But with Keillor’s retirement, Americans lose something else, equally valuable and increasingly rare: a cultural figure fluent in the worldviews of both progressives and conservatives. Raised as a fundamentalist Christian in a small Midwestern town, Keillor crossed a vast ideological chasm during his career, becoming a stalwart political leftist without forgetting his small-town roots. Through his novels, his poetry, and his public-radio show, he’s served as a cultural liaison between red and blue states, interpreting each for the other, and offering a humorous, if not sympathetic, glance in both directions. His stories of life in rural America transport his listeners into a world where those of different beliefs and backgrounds exist in a surprisingly similar fashion to themselves.

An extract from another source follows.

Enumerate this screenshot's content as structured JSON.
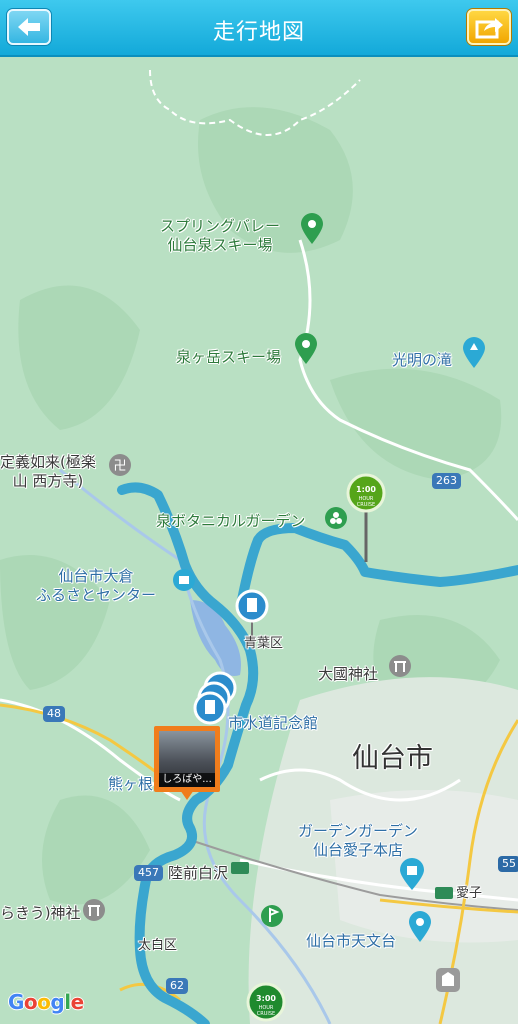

For all its political implications, A Prairie Home Companion has always been about nostalgia, first and foremost. The director Robert Altman’s final film of the same name describes it as “a live radio variety show, the kind that died 50 years ago, but somebody forgot to tell them.” Keillor—who remained in his home state as he made the leap from college radio to a professional broadcasting career in the late-’60s—is unabashed about his origins, his beliefs about manners, morality, and what makes America a good place to be from. He sings patriotic ballads loudly and unironically.
While much of Keillor’s work draws on his family and childhood, the rest comes from his experience as a Minnesota writer seeking acceptance among New York’s literary elite. His life goals even as a young boy had much more to do with New York than Minnesota. Indeed, it was a 1973 New Yorker assignment about the Grand Ole Opry that planted the seed for A Prairie Home Companion, which debuted a year later. Keillor could have easily stayed in New York and pursued literary greatness there, and during his brief hiatus from the radio show in the 1980s he tried to do exactly that. But when his daughter was born in 1997, he elected to move back to Minnesota to be close to family.
Perhaps because of this sort of dual citizenship in two cultural spheres, Keillor has frequently veered far to the left of his conservative childhood on many political issues. In his 2004 memoir/manifesto/screed Homegrown Democrat, Keillor memorably described George W. Bush as an “Etch-a-Sketch president with a voice like a dial tone, a dull and rigid man suspicious of the free flow of information and of secular institutions in general, whose philosophy is a jumble of badly sutured body parts trying to walk.”
On his radio show, Keillor generally leaves politics to mild satire of famous caricatures, typically offering equal time for barbs aimed at both parties. When Al Gore won a Nobel Prize in 2007, Keillor wrote a skit in which the younger Bush sparred with Gore over the number of votes the Nobel committee actually awarded him. Keillor also regularly spends time talking about the political divisions between normal folks, as with a 2012 “Catsup Advisory Board” ad, in which a bleeding-heart liberal and a bitter bootstrapping conservative quietly bickered over politics. When Keillor travels to red states, he writes skits and songs that highlight their points of local pride (only to gently rib them when he leaves). In a recent op-ed for the Houston Chronicle he noted admiringly,
When I stopped in Lubbock, I knew where I was. The city went 69 percent for Mitt Romney, 28 percent for Barack Obama. But I don't feel like an alien there. I admire old windmills, I’m curious about prairie dogs, and I’m a fan of Buddy Holly. To me, he does not fade away. And I feel enriched by biscuits and gravy.
The thing with politics, Keillor says, is that the “guy from Lubbock” has to live in this country, too. Such a compassionate view of one’s political opponents is rare. Left-leaning, politically active personalities are as ubiquitous in public radio as pledge drives, tote bags, and Hamilton aficionados. But Keillor has always stood apart with his bizarre blend of liberal tenacity and Midwestern aplomb.